Более простая интерпретация сочетания догадки и ссылки на американскую статью состоит в том, что Сахаров никогда не видел разведматериала 1948 года и действительно догадался о «цельнотянутости» Трубы, лишь работая над «Воспоминаниями». Гончаров выявил немало документальных свидетельств и ходатайств о доступе разных лиц к тем или иным разведсведениям, включая отметку Сахарова об ознакомлении с «обезличенными» данными измерений62. На этом фоне отсутствие документов, запечатлевших его знакомство с материалами Фукса, поддерживает самую простую интерпретацию: Сахаров писал правду. Так считает и Владимир Ритус — один из ближайших сотрудников Сахарова на Объекте в 1950–1955 годах и коллега по теоротделу в ФИАНе: «Я исключаю нечестность со стороны Сахарова»63.
Сейчас много известно о жизни Сахарова и о его редкостной правдивости, которую можно назвать даже патологической, поскольку в советских обстоятельствах она была чревата очень болезненными последствиями. В самые крутые сталинские времена (1949–1950) в беседах с представителями власти он отклонил предложение вступить в партию, пояснив, что считает «неправильными некоторые ее действия», и открыто возложил на нее, партию, ответственность за разгром генетики (подробнее об этом в следующей главе). Можно думать, что это сошло ему с рук, поскольку в глазах власть имущих он был слишком тогда ценным «кадром», однако то была лишь надежда, он еще не был признан «отцом водородной бомбы».
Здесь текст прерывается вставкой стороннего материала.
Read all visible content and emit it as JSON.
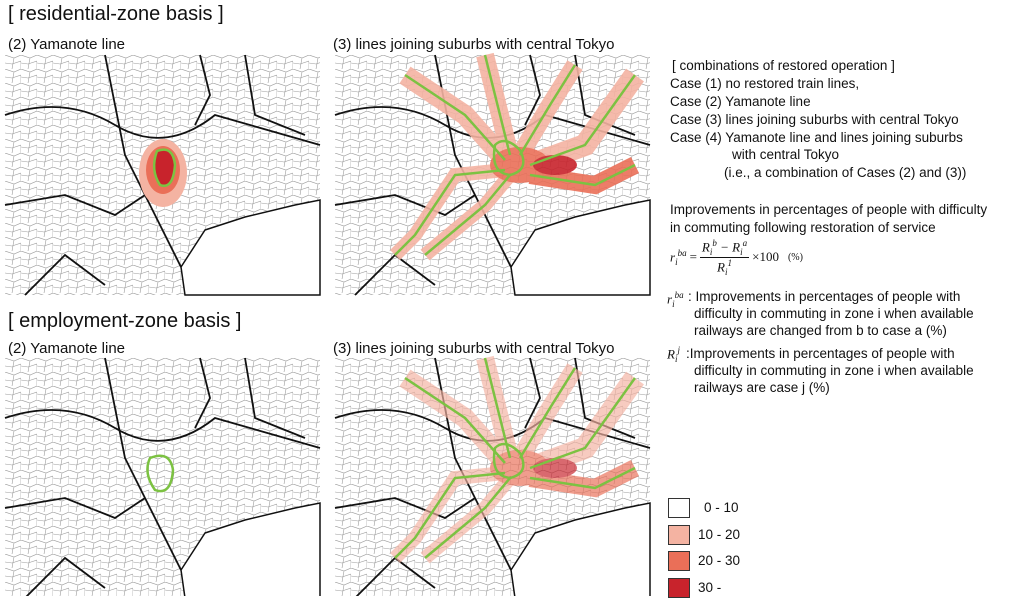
{
  "sections": [
    {
      "title": "[ residential-zone basis ]",
      "panels": [
        {
          "label": "(2) Yamanote line"
        },
        {
          "label": "(3) lines joining suburbs with central Tokyo"
        }
      ]
    },
    {
      "title": "[ employment-zone basis ]",
      "panels": [
        {
          "label": "(2) Yamanote line"
        },
        {
          "label": "(3) lines joining suburbs with central Tokyo"
        }
      ]
    }
  ],
  "notes": {
    "combinations_title": "[ combinations of restored operation ]",
    "cases": [
      "Case (1) no restored train lines,",
      "Case (2) Yamanote line",
      "Case (3) lines joining suburbs with central Tokyo",
      "Case (4) Yamanote line and lines joining suburbs",
      "with central Tokyo",
      "(i.e., a combination of Cases (2) and (3))"
    ],
    "improvement": [
      "Improvements in percentages of people with difficulty",
      "in commuting following restoration of service"
    ],
    "formula": {
      "lhs": "r",
      "lhs_sub": "i",
      "lhs_sup": "ba",
      "equals": "=",
      "num": "R",
      "num_sub1": "i",
      "num_sup1": "b",
      "minus": "− R",
      "num_sub2": "i",
      "num_sup2": "a",
      "den": "R",
      "den_sub": "i",
      "den_sup": "1",
      "times": "×100",
      "unit": "(%)"
    },
    "def_r": {
      "symbol": "r",
      "sub": "i",
      "sup": "ba",
      "lines": [
        ": Improvements in percentages of people with",
        "difficulty in commuting in zone i when available",
        "railways are changed from b to case a (%)"
      ]
    },
    "def_R": {
      "symbol": "R",
      "sub": "i",
      "sup": "j",
      "lines": [
        ":Improvements in percentages of people with",
        "difficulty in commuting in zone i when available",
        "railways are case j (%)"
      ]
    }
  },
  "legend": [
    {
      "label": "0 - 10",
      "color": "#ffffff"
    },
    {
      "label": "10 - 20",
      "color": "#f4b3a2"
    },
    {
      "label": "20 - 30",
      "color": "#ea6f58"
    },
    {
      "label": "30 -",
      "color": "#c8232c"
    }
  ]
}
Недаром особенно симпатичных ему людей Сахаров характеризовал выражением «абсолютная интеллектуальная честность». Его собственную честность можно даже назвать чрезмерной: он не доверял гостайн даже неизвестным ему сотрудникам КГБ. Когда его коллега по Объекту, навестив академика уже в период его политического вольномыслия, коснулся их прежней работы, Сахаров прервал его: «Мы с вами имеем допуск к секретной информации. Но те, кто нас сейчас подслушивают, не имеют. Будем говорить о другом»64. Сахаров знал, что госсекретами и свободомыслием занимались разные отделы КГБ.
Он постоянно чувствовал грань между секретной и несекретной информацией и вполне сознательно не переступал эту грань, о чем говорят записи в дневнике Сахарова: «…я не хочу приближаться к грани секретности», «мое положение (секретность) на самом деле не разрешало мне сказать много больше, чем я сказал»65. Однако не разрешить себе сказать слишком многое и позволить себе сказать неправду — поступки очень разные.
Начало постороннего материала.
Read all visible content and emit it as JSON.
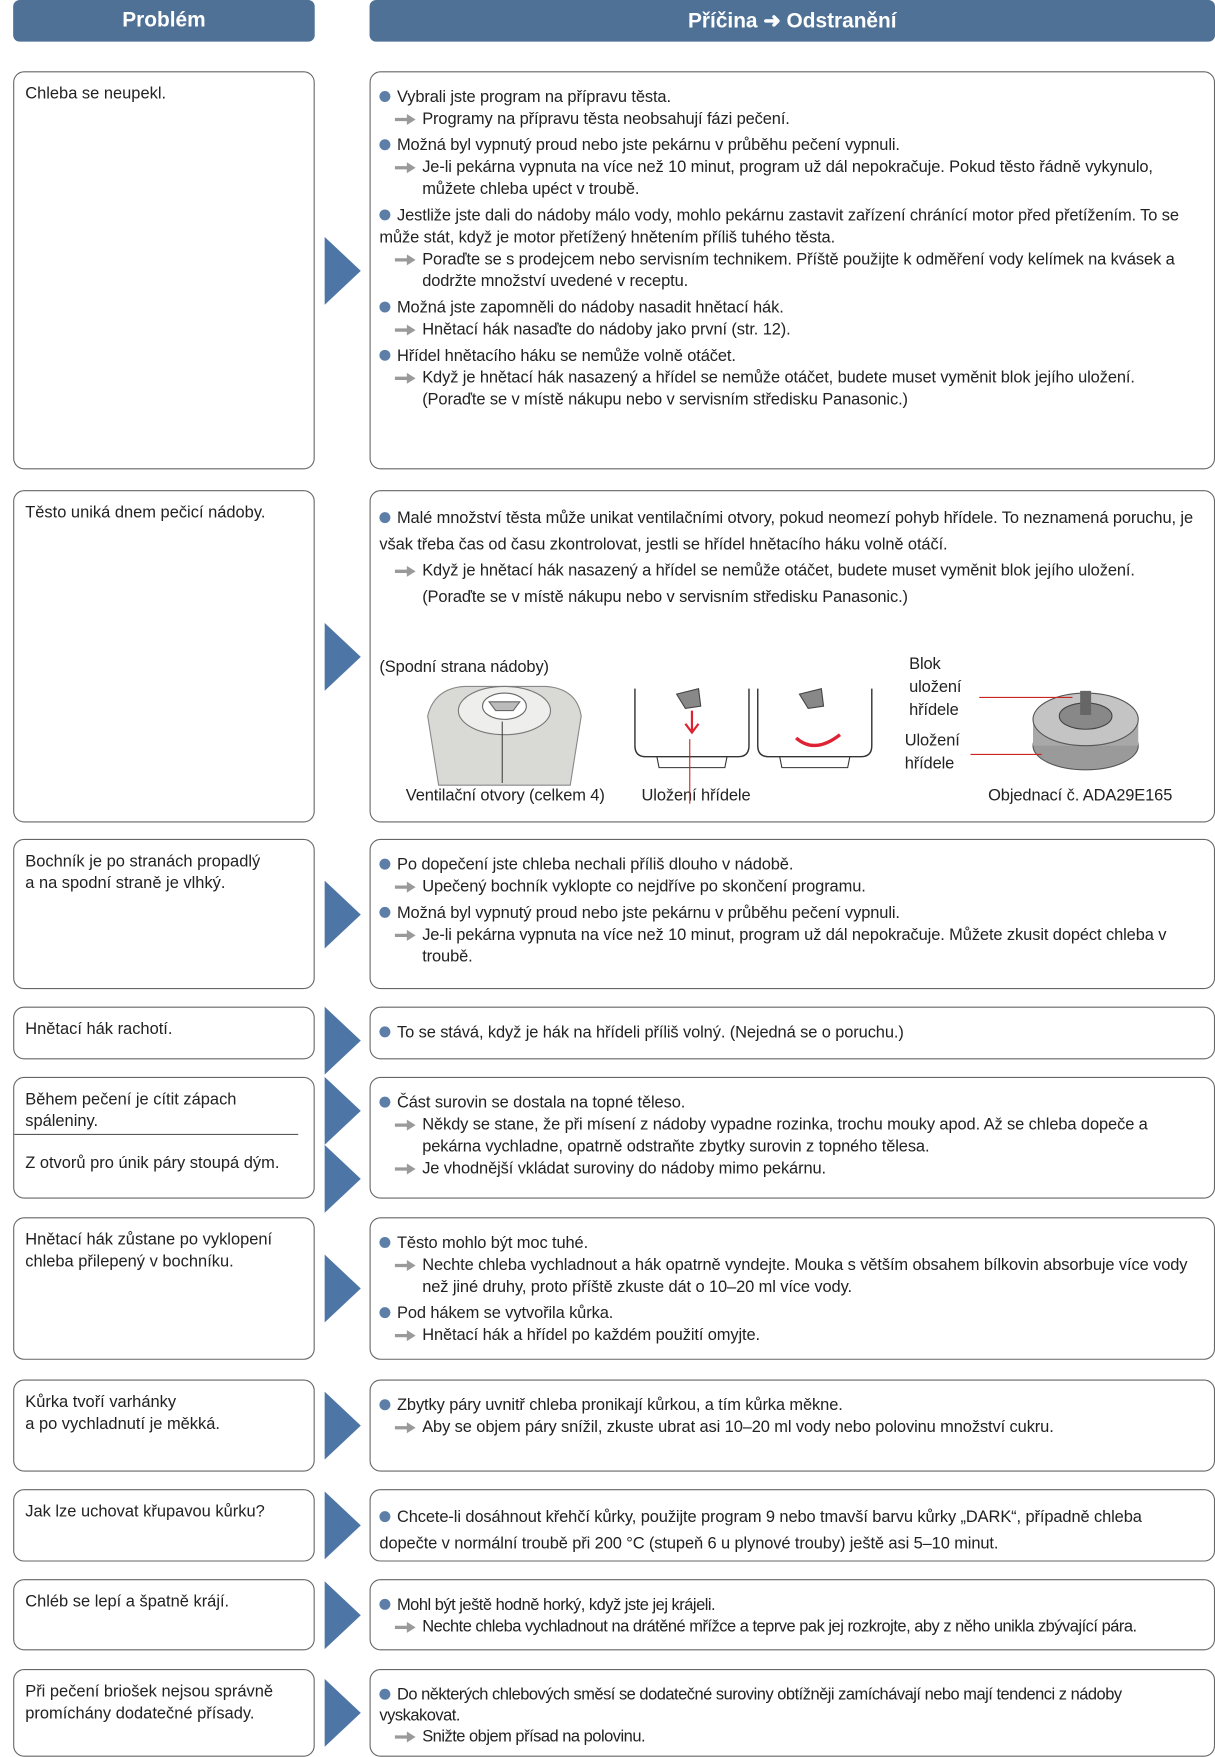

Как ни странно на первый взгляд, именно «абсолютная интеллектуальная честность» Сахарова привела к появлению главного источника сомнений — его собственного описания авторства-соавторства в возникновении Третьей идеи: «В некоторой форме, скорей в качестве пожелания, «третья идея» обсуждалась и раньше, но в 1954 году пожелания превратились в реальную возможность». Напомню, что впервые такое пожелание высказал он сам в отчете 1949 года, предложив дополнительным внешним атомным взрывом предварительно обжать Слойку. Ответа требовал, однако, вопрос, как именно это сделать. Ответом и стала Третья идея. В «Воспоминаниях» Сахаров впервые упомянул о своем авторстве этой идеи, рассказывая о Слойке как комбинации Первой и Второй идей:
«Более высокие характеристики наш проект приобрел в результате добавления «3-й идеи», в которой я являюсь одним из основных авторов. Окончательно «3-я идея» оформилась уже после первого термоядерного испытания в 1953 году; я, насколько позволяют требования секретности, подробно пишу об этом ниже».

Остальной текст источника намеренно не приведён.